The envelope was a bit crumpled, but I’m used to that in this demoralized era of the USPS. Ben Franklin would be appalled, joining present day politicians and citizens in their much public rants about “things aren’t as good as they used to be and the country’s going to hell.” I opened it in the blasé finger-rip fashion I always employ. Who had time for the nifty rip gadget that my husband favors?
Then I plunked into the nearest chair with my eyes glued to the page. I am grateful that it was cushy, for I fell with each word.
The letter’s text was tidy and literate, belying its disheveled envelope, yet it was bewildering. I read and re-read it to decipher its content. It might as well have been a letter from Mars, for it was a letter from Attica Prison. Didn’t I remember riots at that place as I was coming of age in tender Indiana innocence? My boundaries had expanded in the 40 years since, but this letter brought pen pal correspondence to a stunning new level. Oh Lordy, what would my mama say?
It was from an inmate and, interestingly, he’d been prompted to write because he’d read my published memoir of my mother and he thought he actually knew both of us. His sister had given him stationery and stamps for Christmas, exacting a promise that he would to use them to regenerate his life.
He wrote that his family had lived in Bluffton, Indiana, a small town that was now encroached by the city of Fort Wayne where most of our relatives live. He had attended Hartford Center School where my father had been principal. He went on to describe an incident from my childhood memory bank: the day I took the dare and kicked the can on the sidewalk during recess. It happened in third grade.

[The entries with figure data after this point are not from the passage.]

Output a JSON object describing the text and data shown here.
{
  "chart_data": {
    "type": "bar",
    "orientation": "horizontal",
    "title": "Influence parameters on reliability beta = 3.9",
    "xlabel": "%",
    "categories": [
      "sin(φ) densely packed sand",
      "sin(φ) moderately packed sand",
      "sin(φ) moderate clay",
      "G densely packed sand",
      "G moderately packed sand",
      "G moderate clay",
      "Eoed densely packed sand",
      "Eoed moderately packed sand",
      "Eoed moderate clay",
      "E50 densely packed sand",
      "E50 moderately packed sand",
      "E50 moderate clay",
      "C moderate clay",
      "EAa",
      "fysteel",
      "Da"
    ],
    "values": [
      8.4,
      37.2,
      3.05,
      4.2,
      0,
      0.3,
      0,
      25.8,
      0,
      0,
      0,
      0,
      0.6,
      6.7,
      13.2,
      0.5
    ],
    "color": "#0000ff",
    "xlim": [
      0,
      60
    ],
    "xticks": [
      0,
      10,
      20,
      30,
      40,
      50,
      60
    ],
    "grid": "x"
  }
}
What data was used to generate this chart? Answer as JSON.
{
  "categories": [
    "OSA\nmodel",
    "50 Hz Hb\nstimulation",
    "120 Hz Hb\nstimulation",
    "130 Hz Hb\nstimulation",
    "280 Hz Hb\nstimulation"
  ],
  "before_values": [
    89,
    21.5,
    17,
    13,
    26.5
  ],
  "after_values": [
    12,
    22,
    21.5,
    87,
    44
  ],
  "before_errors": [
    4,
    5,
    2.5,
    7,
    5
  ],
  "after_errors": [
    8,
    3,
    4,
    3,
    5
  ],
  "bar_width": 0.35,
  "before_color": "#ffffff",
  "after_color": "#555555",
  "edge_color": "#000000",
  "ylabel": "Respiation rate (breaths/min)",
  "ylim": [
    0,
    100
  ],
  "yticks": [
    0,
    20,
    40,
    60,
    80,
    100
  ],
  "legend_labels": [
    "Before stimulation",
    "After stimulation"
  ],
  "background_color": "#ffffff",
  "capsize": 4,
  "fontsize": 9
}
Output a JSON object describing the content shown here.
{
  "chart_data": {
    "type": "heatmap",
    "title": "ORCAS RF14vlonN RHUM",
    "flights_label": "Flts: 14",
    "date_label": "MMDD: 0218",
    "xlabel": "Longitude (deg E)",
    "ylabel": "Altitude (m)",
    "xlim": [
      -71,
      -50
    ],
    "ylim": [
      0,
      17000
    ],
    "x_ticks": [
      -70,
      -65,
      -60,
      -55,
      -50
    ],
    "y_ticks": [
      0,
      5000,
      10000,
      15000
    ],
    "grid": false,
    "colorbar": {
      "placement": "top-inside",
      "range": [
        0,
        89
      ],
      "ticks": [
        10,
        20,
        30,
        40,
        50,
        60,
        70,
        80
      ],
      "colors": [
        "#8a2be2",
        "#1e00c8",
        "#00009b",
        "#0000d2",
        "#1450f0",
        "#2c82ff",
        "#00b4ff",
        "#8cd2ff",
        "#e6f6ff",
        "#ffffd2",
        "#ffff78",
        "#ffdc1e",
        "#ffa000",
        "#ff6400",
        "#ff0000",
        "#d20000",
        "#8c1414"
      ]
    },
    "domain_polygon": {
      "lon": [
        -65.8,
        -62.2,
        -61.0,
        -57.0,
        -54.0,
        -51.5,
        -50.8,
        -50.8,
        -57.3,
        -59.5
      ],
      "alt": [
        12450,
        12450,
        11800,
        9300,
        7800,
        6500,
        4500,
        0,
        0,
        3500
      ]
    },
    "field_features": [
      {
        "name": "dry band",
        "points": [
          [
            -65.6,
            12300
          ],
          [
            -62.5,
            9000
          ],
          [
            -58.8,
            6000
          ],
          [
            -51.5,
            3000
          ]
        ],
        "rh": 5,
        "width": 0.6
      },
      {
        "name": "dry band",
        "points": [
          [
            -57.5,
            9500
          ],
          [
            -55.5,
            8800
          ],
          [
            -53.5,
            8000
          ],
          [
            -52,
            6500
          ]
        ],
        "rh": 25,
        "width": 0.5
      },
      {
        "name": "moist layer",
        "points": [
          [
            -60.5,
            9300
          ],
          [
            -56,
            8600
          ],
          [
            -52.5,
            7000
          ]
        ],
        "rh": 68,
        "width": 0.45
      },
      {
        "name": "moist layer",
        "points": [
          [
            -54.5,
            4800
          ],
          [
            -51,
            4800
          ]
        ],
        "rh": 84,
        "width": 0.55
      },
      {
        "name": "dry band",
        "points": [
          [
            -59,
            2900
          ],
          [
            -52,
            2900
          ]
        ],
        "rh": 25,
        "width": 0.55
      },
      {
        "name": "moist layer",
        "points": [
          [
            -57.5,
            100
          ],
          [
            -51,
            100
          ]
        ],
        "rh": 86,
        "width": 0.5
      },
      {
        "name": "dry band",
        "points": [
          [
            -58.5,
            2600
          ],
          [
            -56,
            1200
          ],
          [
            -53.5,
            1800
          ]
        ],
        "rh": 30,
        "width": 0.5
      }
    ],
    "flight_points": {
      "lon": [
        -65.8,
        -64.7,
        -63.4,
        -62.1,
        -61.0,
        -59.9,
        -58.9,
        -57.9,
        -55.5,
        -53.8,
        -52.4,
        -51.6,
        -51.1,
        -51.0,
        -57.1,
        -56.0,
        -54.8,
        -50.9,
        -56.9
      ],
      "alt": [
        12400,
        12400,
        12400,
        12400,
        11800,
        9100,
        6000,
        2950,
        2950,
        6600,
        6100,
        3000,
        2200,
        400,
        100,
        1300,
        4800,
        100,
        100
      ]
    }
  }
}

It had been a large can, probably from the school cafeteria, once holding syrupy peaches or pears. The label had been removed so that the can’s metal was the color and shape of the farm silos that accompanied every barn in our rangy flatland vista. It was cocked up on a stick, with a string attached perhaps, though the purpose of the string was lost in the moment when I kicked the can. As the can flew from my foot like a real sport, I shrieked at the sight of a salamander. Boys’ laughter shrilled around me. There could have been no more than 4; it was a very small school and primary grade classes seldom mixed together in play. I was as thrilled as I was frightened, proud as I was dismayed.
He recalled the incident as well as I did, but from another side: he’d extended the dare. He went on to say that he was in prison because he’d taken one too many dares, achieving the ultimate badass status of being an Attica inmate. He sought redemption, as well as connection, in the telling of our tale, proving the adage that there are two sides to every story.